顿了下,她有问道:“那这十年来,你们就一直待在那个小村子里面?”
“爹爹一直在村子里,我和哥哥出去外面走了走,看了看。”
“哦?可有看到什么好玩的?”
“看到了这世界千奇百怪,好玩的不好玩的事都有……”
马车在他们的谈话中一路朝端木王府驶去,端木恬与老王妃轻轻的说着话,端木璟则安静的坐在旁边听着,偶尔插个嘴也说上几句,一时间气氛异常的融洽,丝毫也不见初见长辈时的那种尴尬不自然。
“祖母,您可知道凤楼?”交谈声中,端木恬忽然问道。
“凤楼?怎么突然问起他来了?”
“只是有些好奇,这次我们回来他也是与我们一起的,觉得此人甚是……”
“奇葩!”老王妃利落干脆的用两个字概括了凤楼那个人,随后又问道,“那恬恬你可知道凤家?”
“凤家?祖母说的莫不是那随大炎开国皇帝打拼天下,被封为世袭罔替亲王,与端木家齐名的凤家?”
祖母怎么突然提起凤家?莫非那凤楼竟是凤家的人?可他分明是个……太监!
老王妃点了点头,道:“凤家与我端木家一样,都是从开国皇帝一直到现在,世代替朝廷镇守边疆,家里的男人可是越来越少了。凤家的上一代王爷年纪轻轻就战死在了疆场,只留下一个尚在襁褓中的儿子,那人,就是凤楼。”
“怎么会?这么说来,那他岂不应该是凤王府的王爷?怎么竟会……”
老王妃长长的叹了口气,说道:“这凤楼自小就聪明,文韬武略,只有一个毛病,那就是喜欢女孩子的东西。不过这倒不是什么大毛病,高门富贵中的公子有事没事总爱擦个粉抹个胭脂的也不在少数,他母亲虽有些不喜,但念他自小就没了父亲,府上又全是女子,身上沾染了些脂粉气也可以理解的,便没有再管他。
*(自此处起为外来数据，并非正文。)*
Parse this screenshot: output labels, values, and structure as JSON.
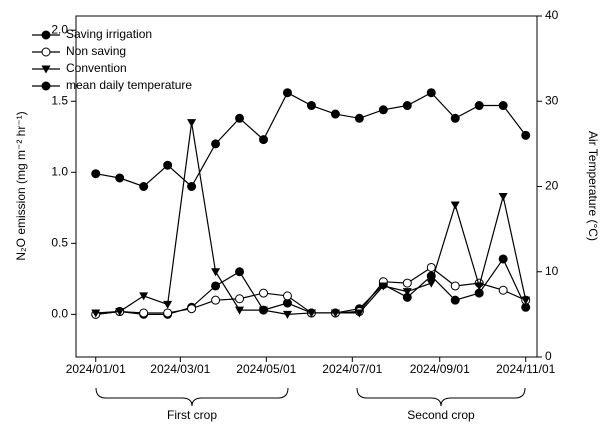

本来这是没什么大不了的,可就在他十五岁时,也就是十七年前,皇上遇刺,他当时就在皇上身边,替皇上挡了那一剑,却是伤在了下体。也不知道他当时究竟是怎么想的,竟说如此可算是一了百了了,从此以后就是女儿身,可以名正言顺的抹胭脂擦水粉穿漂亮的花衣裳,后来还跑进宫里去当了太监。皇上念他的救命之恩,而凤家世代忠良到了他这一代又因此而注定是没有了传承,便由着他在宫里闹腾。”